Опросив его подробнее, Грушенька узнала от него, что действительно ему как раз теперь некуда деться совсем и что «господин Калганов, благодетель мой, прямо мне заявили-с, что более меня уж не примут, и пять рублей подарили». «Ну, бог с тобой, оставайся уж», — решила в тоске Грушенька, сострадательно ему улыбнувшись. Старика передернуло от ее улыбки, и губы его задрожали от благодарного плача. Так с тех пор и остался у ней скитающийся приживальщик. Даже в болезни ее он не ушел из дома. Феня и ее мать, кухарка Грушеньки*, его не прогнали, а продолжали его кормить и стлать ему постель на диване. Впоследствии Грушенька даже привыкла к нему и, приходя от Мити (к которому, чуть оправившись, тотчас же стала ходить, не успев даже хорошенько выздороветь), чтоб убить тоску, садилась и начинала разговаривать с «Максимушкой» о всяких пустяках, только чтобы не думать о своем горе. Оказалось, что старичок умел иногда кое-что и порассказать, так что стал ей наконец даже и необходимым. Кроме Алеши, заходившего, однако, не каждый день, и всегда ненадолго, Грушенька никого почти и не принимала. Старик же ее, купец, лежал в это время уже страшно больной, «отходил», как говорили в городе, и действительно умер всего неделю спустя после суда над Митей. За три недели до смерти, почувствовав близкий финал, он кликнул к себе наконец наверх сыновей своих, с их женами и детьми, и повелел им уже более не отходить от себя. Грушеньку же с этой самой минуты строго заказал слугам не принимать вовсе, а коли придет, то говорить ей: «Приказывает, дескать, вам долго в веселии жить, а их совсем позабыть». Грушенька, однако ж, посылала почти каждый день справляться об его здоровье.

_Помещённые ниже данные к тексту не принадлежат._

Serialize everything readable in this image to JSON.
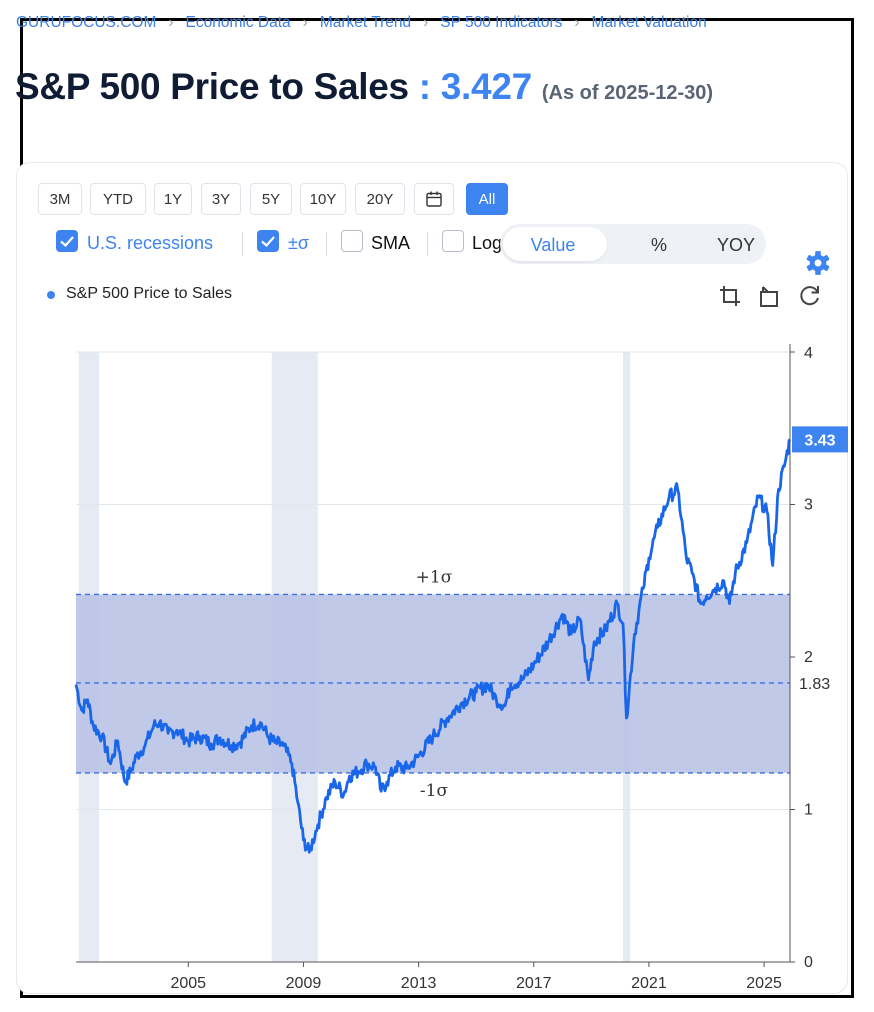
{
  "breadcrumb": [
    "GURUFOCUS.COM",
    "Economic Data",
    "Market Trend",
    "SP 500 Indicators",
    "Market Valuation"
  ],
  "title": {
    "name": "S&P 500 Price to Sales",
    "sep": " : ",
    "value": "3.427",
    "asof": "(As of 2025-12-30)"
  },
  "ranges": [
    "3M",
    "YTD",
    "1Y",
    "3Y",
    "5Y",
    "10Y",
    "20Y",
    "All"
  ],
  "active_range": "All",
  "options": {
    "recessions": "U.S. recessions",
    "sigma": "±σ",
    "sma": "SMA",
    "log": "Log"
  },
  "modes": [
    "Value",
    "%",
    "YOY"
  ],
  "icons": [
    "calendar-icon",
    "gear-icon",
    "zoom-in-icon",
    "zoom-out-icon",
    "reset-icon",
    "checkmark-icon"
  ],
  "colors": {
    "accent": "#3d84f0",
    "line": "#1a66e8",
    "band": "#b9c3e6",
    "recession": "#e6ebf3"
  },
  "chart_data": {
    "type": "line",
    "title": "S&P 500 Price to Sales",
    "legend": [
      "S&P 500 Price to Sales"
    ],
    "x_ticks": [
      "2005",
      "2009",
      "2013",
      "2017",
      "2021",
      "2025"
    ],
    "y_ticks": [
      "0",
      "1",
      "2",
      "3",
      "4"
    ],
    "ylim": [
      0,
      4
    ],
    "xlim": [
      2001.1,
      2025.9
    ],
    "recessions": [
      [
        2001.2,
        2001.9
      ],
      [
        2007.9,
        2009.5
      ],
      [
        2020.1,
        2020.35
      ]
    ],
    "mean": 1.83,
    "mean_label": "1.83",
    "plus_sigma": 2.41,
    "minus_sigma": 1.24,
    "plus_sigma_label": "+1σ",
    "minus_sigma_label": "-1σ",
    "last_value_label": "3.43",
    "series": [
      {
        "name": "S&P 500 Price to Sales",
        "x": [
          2001.1,
          2001.3,
          2001.5,
          2001.7,
          2002.0,
          2002.3,
          2002.55,
          2002.8,
          2003.0,
          2003.2,
          2003.5,
          2003.8,
          2004.0,
          2004.3,
          2004.6,
          2005.0,
          2005.4,
          2005.8,
          2006.1,
          2006.5,
          2006.8,
          2007.2,
          2007.5,
          2007.8,
          2008.0,
          2008.3,
          2008.6,
          2008.8,
          2009.0,
          2009.2,
          2009.5,
          2009.8,
          2010.1,
          2010.4,
          2010.6,
          2010.9,
          2011.2,
          2011.5,
          2011.7,
          2011.9,
          2012.2,
          2012.6,
          2013.0,
          2013.5,
          2014.0,
          2014.5,
          2015.0,
          2015.4,
          2015.7,
          2016.0,
          2016.2,
          2016.6,
          2017.0,
          2017.5,
          2018.0,
          2018.3,
          2018.6,
          2018.9,
          2019.1,
          2019.5,
          2019.9,
          2020.1,
          2020.22,
          2020.5,
          2020.8,
          2021.0,
          2021.3,
          2021.7,
          2022.0,
          2022.3,
          2022.5,
          2022.8,
          2023.0,
          2023.3,
          2023.6,
          2023.8,
          2024.0,
          2024.4,
          2024.8,
          2025.1,
          2025.3,
          2025.5,
          2025.7,
          2025.9
        ],
        "values": [
          1.82,
          1.65,
          1.72,
          1.55,
          1.48,
          1.3,
          1.45,
          1.18,
          1.25,
          1.35,
          1.42,
          1.55,
          1.57,
          1.5,
          1.52,
          1.45,
          1.48,
          1.43,
          1.47,
          1.42,
          1.44,
          1.55,
          1.57,
          1.47,
          1.44,
          1.42,
          1.3,
          1.05,
          0.8,
          0.72,
          0.9,
          1.08,
          1.18,
          1.1,
          1.22,
          1.25,
          1.3,
          1.28,
          1.12,
          1.18,
          1.28,
          1.27,
          1.35,
          1.48,
          1.6,
          1.7,
          1.77,
          1.82,
          1.72,
          1.68,
          1.82,
          1.85,
          1.95,
          2.1,
          2.28,
          2.15,
          2.25,
          1.85,
          2.1,
          2.18,
          2.35,
          2.22,
          1.6,
          2.15,
          2.45,
          2.65,
          2.85,
          3.05,
          3.1,
          2.65,
          2.55,
          2.35,
          2.4,
          2.45,
          2.5,
          2.35,
          2.55,
          2.75,
          3.05,
          2.95,
          2.6,
          3.1,
          3.25,
          3.427
        ]
      }
    ]
  }
}
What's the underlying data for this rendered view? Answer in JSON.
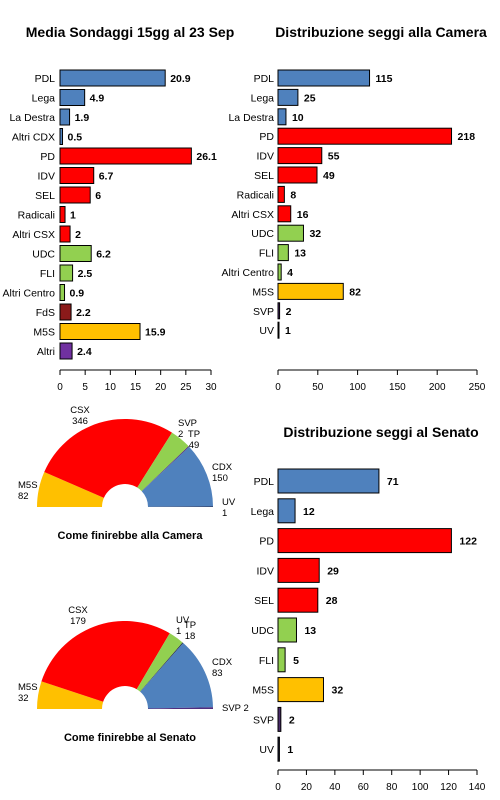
{
  "chart_data": [
    {
      "id": "polls",
      "type": "bar",
      "orientation": "horizontal",
      "title": "Media Sondaggi 15gg al 23 Sep",
      "categories": [
        "PDL",
        "Lega",
        "La Destra",
        "Altri CDX",
        "PD",
        "IDV",
        "SEL",
        "Radicali",
        "Altri CSX",
        "UDC",
        "FLI",
        "Altri Centro",
        "FdS",
        "M5S",
        "Altri"
      ],
      "values": [
        20.9,
        4.9,
        1.9,
        0.5,
        26.1,
        6.7,
        6,
        1,
        2,
        6.2,
        2.5,
        0.9,
        2.2,
        15.9,
        2.4
      ],
      "value_labels": [
        "20.9",
        "4.9",
        "1.9",
        "0.5",
        "26.1",
        "6.7",
        "6",
        "1",
        "2",
        "6.2",
        "2.5",
        "0.9",
        "2.2",
        "15.9",
        "2.4"
      ],
      "colors": [
        "#4f81bd",
        "#4f81bd",
        "#4f81bd",
        "#4f81bd",
        "#ff0000",
        "#ff0000",
        "#ff0000",
        "#ff0000",
        "#ff0000",
        "#92d050",
        "#92d050",
        "#92d050",
        "#8b1a1a",
        "#ffc000",
        "#7030a0"
      ],
      "xlim": [
        0,
        30
      ],
      "xticks": [
        0,
        5,
        10,
        15,
        20,
        25,
        30
      ],
      "xlabel": "",
      "ylabel": "",
      "grid": false
    },
    {
      "id": "camera",
      "type": "bar",
      "orientation": "horizontal",
      "title": "Distribuzione seggi alla Camera",
      "categories": [
        "PDL",
        "Lega",
        "La Destra",
        "PD",
        "IDV",
        "SEL",
        "Radicali",
        "Altri CSX",
        "UDC",
        "FLI",
        "Altri Centro",
        "M5S",
        "SVP",
        "UV"
      ],
      "values": [
        115,
        25,
        10,
        218,
        55,
        49,
        8,
        16,
        32,
        13,
        4,
        82,
        2,
        1
      ],
      "value_labels": [
        "115",
        "25",
        "10",
        "218",
        "55",
        "49",
        "8",
        "16",
        "32",
        "13",
        "4",
        "82",
        "2",
        "1"
      ],
      "colors": [
        "#4f81bd",
        "#4f81bd",
        "#4f81bd",
        "#ff0000",
        "#ff0000",
        "#ff0000",
        "#ff0000",
        "#ff0000",
        "#92d050",
        "#92d050",
        "#92d050",
        "#ffc000",
        "#4b2d6b",
        "#1f1f3f"
      ],
      "xlim": [
        0,
        250
      ],
      "xticks": [
        0,
        50,
        100,
        150,
        200,
        250
      ],
      "xlabel": "",
      "ylabel": "",
      "grid": false
    },
    {
      "id": "senato",
      "type": "bar",
      "orientation": "horizontal",
      "title": "Distribuzione seggi al Senato",
      "categories": [
        "PDL",
        "Lega",
        "PD",
        "IDV",
        "SEL",
        "UDC",
        "FLI",
        "M5S",
        "SVP",
        "UV"
      ],
      "values": [
        71,
        12,
        122,
        29,
        28,
        13,
        5,
        32,
        2,
        1
      ],
      "value_labels": [
        "71",
        "12",
        "122",
        "29",
        "28",
        "13",
        "5",
        "32",
        "2",
        "1"
      ],
      "colors": [
        "#4f81bd",
        "#4f81bd",
        "#ff0000",
        "#ff0000",
        "#ff0000",
        "#92d050",
        "#92d050",
        "#ffc000",
        "#4b2d6b",
        "#1f1f3f"
      ],
      "xlim": [
        0,
        140
      ],
      "xticks": [
        0,
        20,
        40,
        60,
        80,
        100,
        120,
        140
      ],
      "xlabel": "",
      "ylabel": "",
      "grid": false
    },
    {
      "id": "pie_camera",
      "type": "pie",
      "shape": "half-donut",
      "title": "Come finirebbe alla Camera",
      "total_seats": 630,
      "slices": [
        {
          "name": "M5S",
          "value": 82,
          "label": "M5S\n82",
          "color": "#ffc000"
        },
        {
          "name": "CSX",
          "value": 346,
          "label": "CSX\n346",
          "color": "#ff0000"
        },
        {
          "name": "TP",
          "value": 49,
          "label": "TP\n49",
          "color": "#92d050"
        },
        {
          "name": "SVP",
          "value": 2,
          "label": "SVP\n2",
          "color": "#4f2d7f"
        },
        {
          "name": "CDX",
          "value": 150,
          "label": "CDX\n150",
          "color": "#4f81bd"
        },
        {
          "name": "UV",
          "value": 1,
          "label": "UV\n1",
          "color": "#1f1f3f"
        }
      ]
    },
    {
      "id": "pie_senato",
      "type": "pie",
      "shape": "half-donut",
      "title": "Come finirebbe al Senato",
      "total_seats": 315,
      "slices": [
        {
          "name": "M5S",
          "value": 32,
          "label": "M5S\n32",
          "color": "#ffc000"
        },
        {
          "name": "CSX",
          "value": 179,
          "label": "CSX\n179",
          "color": "#ff0000"
        },
        {
          "name": "TP",
          "value": 18,
          "label": "TP\n18",
          "color": "#92d050"
        },
        {
          "name": "UV",
          "value": 1,
          "label": "UV\n1",
          "color": "#1f1f3f"
        },
        {
          "name": "CDX",
          "value": 83,
          "label": "CDX\n83",
          "color": "#4f81bd"
        },
        {
          "name": "SVP",
          "value": 2,
          "label": "SVP 2",
          "color": "#4f2d7f"
        }
      ]
    }
  ]
}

— Наконец-то пришел! — крикнула она, бросив карты и радостно здороваясь с Алешей, — а Максимушка так пугал, что, пожалуй, уж и не придешь. Ах, как тебя нужно! Садись к столу; ну что тебе, кофею?
— А пожалуй, — сказал Алеша, подсаживаясь к столу, — очень проголодался.
— То-то; Феня, Феня, кофею! — крикнула Грушенька. — Он у меня уж давно кипит, тебя ждет, да пирожков принеси, да чтобы горячих. Нет, постой, Алеша, у меня с этими пирогами сегодня гром вышел. Понесла я их к нему в острог, а он, веришь ли, назад мне их бросил, так и не ел. Один пирог так совсем на пол кинул и растоптал. Я и сказала: «Сторожу оставлю; коли не съешь до вечера, значит тебя злость ехидная кормит!» — с тем и ушла. Опять ведь поссорились, веришь тому. Что ни приду, так и поссоримся.
Грушенька проговорила всё это залпом, в волнении. Максимов, тотчас же оробев, улыбался, потупив глазки.
— Этот-то раз за что же поссорились? — спросил Алеша.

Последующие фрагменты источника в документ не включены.